A torsion-balance search for ultra low-mass bosonic dark matter (2109.08822v2)

Abstract: We used a stationary torsion balance with a beryllium-aluminum composition dipole to search for ultra low-mass bosonic dark matter coupled to baryon minus lepton number. We set 95% confidence limits on the coupling constant $g_{\rm B-L}$ for bosons with masses between $10^{-18}$ and $10^{-16}$ eV/$c^2$ with the best performance at $m_{\rm DM} = 8\times 10^{-18}$ eV/$c^2$ constraining $g_{B-L}(\hbar c)^{-1/2} < 1 \times 10^{-25}$. This provides a complimentary limit to equivalence-principle experiments that search for ultra low-mass bosons as force-mediating particles.

• The paper introduces a novel torsion-balance experiment to detect ultra low-mass bosonic dark matter coupled to the baryon minus lepton charge (B-L).
• It analyzes 91.4 days of angle measurements over 491,019 mass values, setting a 95% confidence limit on the coupling constant g₍B-L₎ at specific dark matter masses.
• Results provide competitive linear constraints compared to equivalence-principle tests and suggest paths for enhancing sensitivity by an order of magnitude in future experiments.

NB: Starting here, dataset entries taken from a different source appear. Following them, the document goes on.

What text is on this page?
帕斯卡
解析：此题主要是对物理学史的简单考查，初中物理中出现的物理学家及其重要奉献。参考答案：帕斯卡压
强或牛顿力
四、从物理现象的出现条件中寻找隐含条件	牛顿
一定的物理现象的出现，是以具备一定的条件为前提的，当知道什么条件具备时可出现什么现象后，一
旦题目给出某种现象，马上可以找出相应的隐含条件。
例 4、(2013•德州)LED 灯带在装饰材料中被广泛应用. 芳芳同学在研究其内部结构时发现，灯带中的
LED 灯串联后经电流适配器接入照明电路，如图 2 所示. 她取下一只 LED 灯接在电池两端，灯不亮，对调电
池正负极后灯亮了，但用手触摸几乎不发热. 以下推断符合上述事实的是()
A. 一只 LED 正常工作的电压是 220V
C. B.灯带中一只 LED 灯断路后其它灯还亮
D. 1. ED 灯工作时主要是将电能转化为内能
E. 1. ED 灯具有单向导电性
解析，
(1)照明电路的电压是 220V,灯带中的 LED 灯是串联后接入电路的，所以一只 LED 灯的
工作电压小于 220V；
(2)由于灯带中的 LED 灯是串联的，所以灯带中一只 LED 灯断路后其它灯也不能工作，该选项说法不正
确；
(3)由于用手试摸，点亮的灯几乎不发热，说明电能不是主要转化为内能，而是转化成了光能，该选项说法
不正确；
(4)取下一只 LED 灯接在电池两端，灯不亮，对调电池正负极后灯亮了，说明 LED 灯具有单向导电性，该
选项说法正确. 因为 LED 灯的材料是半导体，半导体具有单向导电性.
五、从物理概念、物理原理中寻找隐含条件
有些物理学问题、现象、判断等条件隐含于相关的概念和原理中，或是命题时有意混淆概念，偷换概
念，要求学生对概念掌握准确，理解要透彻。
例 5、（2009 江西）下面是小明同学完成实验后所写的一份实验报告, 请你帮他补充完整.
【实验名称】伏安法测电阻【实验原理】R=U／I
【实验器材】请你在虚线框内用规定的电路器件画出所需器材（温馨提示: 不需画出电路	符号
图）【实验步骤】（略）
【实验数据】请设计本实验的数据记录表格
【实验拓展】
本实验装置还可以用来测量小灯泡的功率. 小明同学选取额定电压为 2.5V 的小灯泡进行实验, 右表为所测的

A Torsion-Balance Search for Ultra Low-Mass Bosonic Dark Matter

This paper presents a detailed search for ultra low-mass bosonic dark matter (ULMB) using a stationary torsion-balance experiment. The focus is on detecting ULMBs that are coupled to the baryon minus lepton number (B-L), a conserved quantity in many unified theories. The paper explores dark matter candidates with masses between $10^{-18}$ and $10^{-16}$ eV/$c^2$, where the dark matter behaves as a classical field due to the high number density.

Experimental Approach

The researchers constructed a torsion balance using a pendulum with a beryllium-aluminum composition dipole, exploiting the differing B-L charges to create a charge dipole. The setup aims to detect the differential accelerations induced by the ULMB interactions as a mechanical torque on the pendulum. The apparatus includes a fused-silica fiber torsion oscillator within a vacuum and a mu-metal shield, measured by a high-sensitivity autocollimator.

Data Analysis

The data set comprises 91.4 days of angle measurements, with an extensive mass range search from $0.4 \times 10^{-18}$ to $206.8 \times 10^{-18}$ eV/$c^2$, exploring 491,019 possible masses. The analysis involves fitting signals to multiple days of measurements, discounting data during damping or glitch events. Instrumental basis functions, alongside geocentric vectors for signal extraction, were employed to search for coherent vector boson interactions potentially detectable via torque on the dipole.

Results

The ensuing results place stringent 95% confidence limits on the coupling constant $g_{\rm B-L}$. Notably, at $m_{\rm DM} = 8 \times 10^{-18}$ eV/$c^2$, they constrain $g_{\rm B-L}(\hbar c)^{-1/2} < 1 \times 10^{-25}$. This constraint sets a competitive benchmark against equivalence-principle experiments, which typically observe signals proportional to the squared coupling. Observationally, traditional EP tests require significantly higher sensitivities to match the linear constraints offered here.

Implications and Future Directions

This research introduces an experiment-sensitive approach toward detecting ULMB, broadening the theoretical understanding of dark matter and its interaction characteristics. The findings have implications for models predicting forces mediated by ultra low-mass bosons and suggest the potential for significant advancements in the field of dark matter detection. Future developments may involve optimizing sensitivity through enhancements in pendulum design, autocollimator readings, and seismic isolation, potentially improving constraints on ULMB candidates by an order of magnitude.

The paper demonstrates a methodological advance in searching for ULMB dark matter candidates, enriching the theoretical tapestry and prompting further experimental innovations in this continuously evolving field.